農業を力強い産業に転換するためには、農家を企業家に転換する必要がある。農家は、一人ひとりが、自ら考え行動し生きる糧を得ていく経営者である。しかし、経営者として必要な基礎知識と自覚を持つ農家は多いとは言えず、これが産業としての発展を阻んでいる要因と言える。経営とはあくまで自己責任であり、うまくいかなかった理由を自治体やJAに押し付ける農家は経営者とは言えない。では、農家を経営者に換えるための具体的な研修プログラムには何が必要だろうか。それは、経営基本管理、財務管理、労務管理、生産管理の4つである。経営基本管理では、経営理念・経営目標・事業領域・行動指針を明らかにし、目標達成に向けて5年間の道筋を明らかにする能力が求められる。財務管理では、日々の会計業務に加え、決算書や資金繰表などを作成する力を身につけたい。労務管理では、労働基準法を核に、人材の採用・賃金管理・要員管理などの能力が求められる。生産管理では、ひと・もの・かね・農地という経営資源を活用し、最大の利益をあげる手法、最小のリスクにとどめる手法を確立していきたい。全てを一人でやることはできず、会計士など専門家との連携が重要であるが、経営のへそとなる部分は自ら習得して行かなければならない。研修では座学が中心になろうが、本屋には定期的に通う、新聞は毎日を読む、テレビで特集を見る、ネットで情報を得る、あるいは先駆者達の話を聞くなど、情報を貪欲に収集し、自らの経営を考え、少しずつ実践する癖をつけることが大切である。

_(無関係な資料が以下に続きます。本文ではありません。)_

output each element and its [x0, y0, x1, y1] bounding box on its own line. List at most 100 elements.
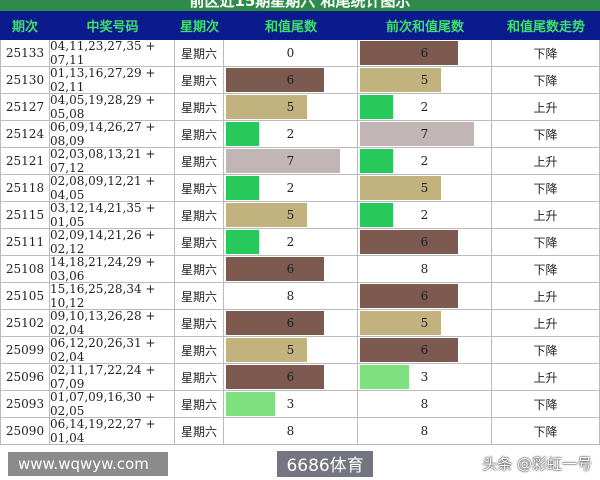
- table-row: 25130 01,13,16,27,29 + 02,11 星期六 6 5 下降: [0, 66, 600, 94]
- prev-tail-cell: 2: [358, 148, 492, 174]
- prev-tail-cell: 6: [358, 40, 492, 66]
- issue-cell: 25090: [0, 418, 50, 444]
- watermark-top: 6686体育: [277, 450, 374, 477]
- table-row: 25133 04,11,23,27,35 + 07,11 星期六 0 6 下降: [0, 39, 600, 67]
- issue-cell: 25099: [0, 337, 50, 363]
- value-label: 6: [420, 289, 429, 303]
- value-bar: [226, 95, 308, 119]
- value-label: 6: [420, 343, 429, 357]
- issue-cell: 25115: [0, 202, 50, 228]
- tail-cell: 3: [224, 391, 358, 417]
- header-issue: 期次: [11, 20, 38, 35]
- trend-cell: 上升: [492, 364, 600, 390]
- value-bar: [226, 365, 324, 389]
- trend-cell: 下降: [492, 40, 600, 66]
- value-label: 8: [420, 262, 429, 276]
- value-label: 8: [286, 289, 295, 303]
- value-bar: [360, 149, 393, 173]
- trend-cell: 下降: [492, 175, 600, 201]
- tail-cell: 8: [224, 283, 358, 309]
- prev-tail-cell: 6: [358, 229, 492, 255]
- value-label: 5: [286, 343, 295, 357]
- weekday-cell: 星期六: [175, 94, 224, 120]
- prev-tail-cell: 5: [358, 310, 492, 336]
- value-label: 8: [420, 424, 429, 438]
- table-row: 25105 15,16,25,28,34 + 10,12 星期六 8 6 上升: [0, 282, 600, 310]
- tail-cell: 6: [224, 310, 358, 336]
- value-bar: [226, 392, 275, 416]
- value-label: 6: [286, 73, 295, 87]
- value-bar: [360, 284, 458, 308]
- prev-tail-cell: 7: [358, 121, 492, 147]
- table-body: 25133 04,11,23,27,35 + 07,11 星期六 0 6 下降 25130 0…: [0, 39, 600, 445]
- value-label: 6: [420, 46, 429, 60]
- numbers-cell: 01,07,09,16,30 + 02,05: [50, 390, 175, 418]
- tail-cell: 6: [224, 256, 358, 282]
- value-label: 7: [286, 154, 295, 168]
- issue-cell: 25096: [0, 364, 50, 390]
- header-numbers: 中奖号码: [86, 20, 139, 35]
- value-label: 6: [286, 316, 295, 330]
- value-label: 2: [286, 127, 295, 141]
- numbers-cell: 06,09,14,26,27 + 08,09: [50, 120, 175, 148]
- tail-cell: 8: [224, 418, 358, 444]
- numbers-cell: 15,16,25,28,34 + 10,12: [50, 282, 175, 310]
- value-label: 2: [420, 154, 429, 168]
- tail-cell: 6: [224, 364, 358, 390]
- tail-cell: 6: [224, 67, 358, 93]
- trend-cell: 上升: [492, 310, 600, 336]
- table-row: 25127 04,05,19,28,29 + 05,08 星期六 5 2 上升: [0, 93, 600, 121]
- table-row: 25111 02,09,14,21,26 + 02,12 星期六 2 6 下降: [0, 228, 600, 256]
- header-tail: 和值尾数: [264, 20, 317, 35]
- value-bar: [360, 176, 442, 200]
- issue-cell: 25130: [0, 67, 50, 93]
- value-bar: [360, 203, 393, 227]
- prev-tail-cell: 3: [358, 364, 492, 390]
- issue-cell: 25127: [0, 94, 50, 120]
- trend-cell: 下降: [492, 337, 600, 363]
- numbers-cell: 14,18,21,24,29 + 03,06: [50, 255, 175, 283]
- numbers-cell: 02,08,09,12,21 + 04,05: [50, 174, 175, 202]
- value-label: 2: [286, 181, 295, 195]
- table-header: 期次 中奖号码 星期次 和值尾数 前次和值尾数 和值尾数走势: [0, 11, 600, 40]
- header-trend: 和值尾数走势: [506, 20, 585, 35]
- table-row: 25108 14,18,21,24,29 + 03,06 星期六 6 8 下降: [0, 255, 600, 283]
- prev-tail-cell: 5: [358, 175, 492, 201]
- header-weekday: 星期次: [179, 20, 219, 35]
- weekday-cell: 星期六: [175, 337, 224, 363]
- table-row: 25090 06,14,19,22,27 + 01,04 星期六 8 8 下降: [0, 417, 600, 445]
- weekday-cell: 星期六: [175, 202, 224, 228]
- issue-cell: 25102: [0, 310, 50, 336]
- value-label: 8: [286, 424, 295, 438]
- issue-cell: 25118: [0, 175, 50, 201]
- tail-cell: 5: [224, 202, 358, 228]
- prev-tail-cell: 2: [358, 202, 492, 228]
- tail-cell: 5: [224, 337, 358, 363]
- weekday-cell: 星期六: [175, 256, 224, 282]
- value-label: 2: [286, 235, 295, 249]
- value-label: 5: [286, 208, 295, 222]
- value-bar: [360, 338, 458, 362]
- watermark-right: 头条 @彩虹一号: [482, 455, 592, 473]
- value-label: 5: [420, 73, 429, 87]
- value-label: 2: [420, 208, 429, 222]
- tail-cell: 5: [224, 94, 358, 120]
- value-label: 5: [420, 316, 429, 330]
- value-bar: [360, 122, 474, 146]
- weekday-cell: 星期六: [175, 283, 224, 309]
- table-row: 25096 02,11,17,22,24 + 07,09 星期六 6 3 上升: [0, 363, 600, 391]
- trend-cell: 下降: [492, 229, 600, 255]
- issue-cell: 25121: [0, 148, 50, 174]
- value-label: 6: [286, 262, 295, 276]
- value-label: 3: [420, 370, 429, 384]
- issue-cell: 25093: [0, 391, 50, 417]
- value-bar: [360, 365, 409, 389]
- tail-cell: 0: [224, 40, 358, 66]
- prev-tail-cell: 2: [358, 94, 492, 120]
- value-label: 5: [420, 181, 429, 195]
- value-bar: [360, 311, 442, 335]
- header-prev-tail: 前次和值尾数: [385, 20, 464, 35]
- value-bar: [226, 203, 308, 227]
- table-row: 25115 03,12,14,21,35 + 01,05 星期六 5 2 上升: [0, 201, 600, 229]
- trend-cell: 下降: [492, 256, 600, 282]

もう一つの研修の柱は「マーケティング」である。平たく言えば、「つくるだけの農業から売るための農業への転換」である。これまでの農業は、つくることは得意でも、自分がつくった農産物が、どこでどのように販売され、どのように評価されているのか分からなかった。これまでの農家は、こうした努力が希薄であったと言える。系統流通、市場流通を否定している訳ではない。しかし経営者である限り、つくった農産物を買う実需者、食べる消費者のニーズを知って、それに応えるものづくりのために日々努力を重ねるというマーケティング理論は不可欠である。JAを核とした共選共販に力を入れつつも、直売・直接取引などを併せて進め、自ら自分の顧客にたどりつくことが重要である。矛盾しているようにも思えるが、経営者として自立した農家の集団がJAの組合員組織であり、こうした組織が真の産地形成を実現できると考える。

経営者としての次世代の担い手を育てよう。それが地域にとって、組織にとって、持続的発展を確約する最も大切な取り組みである。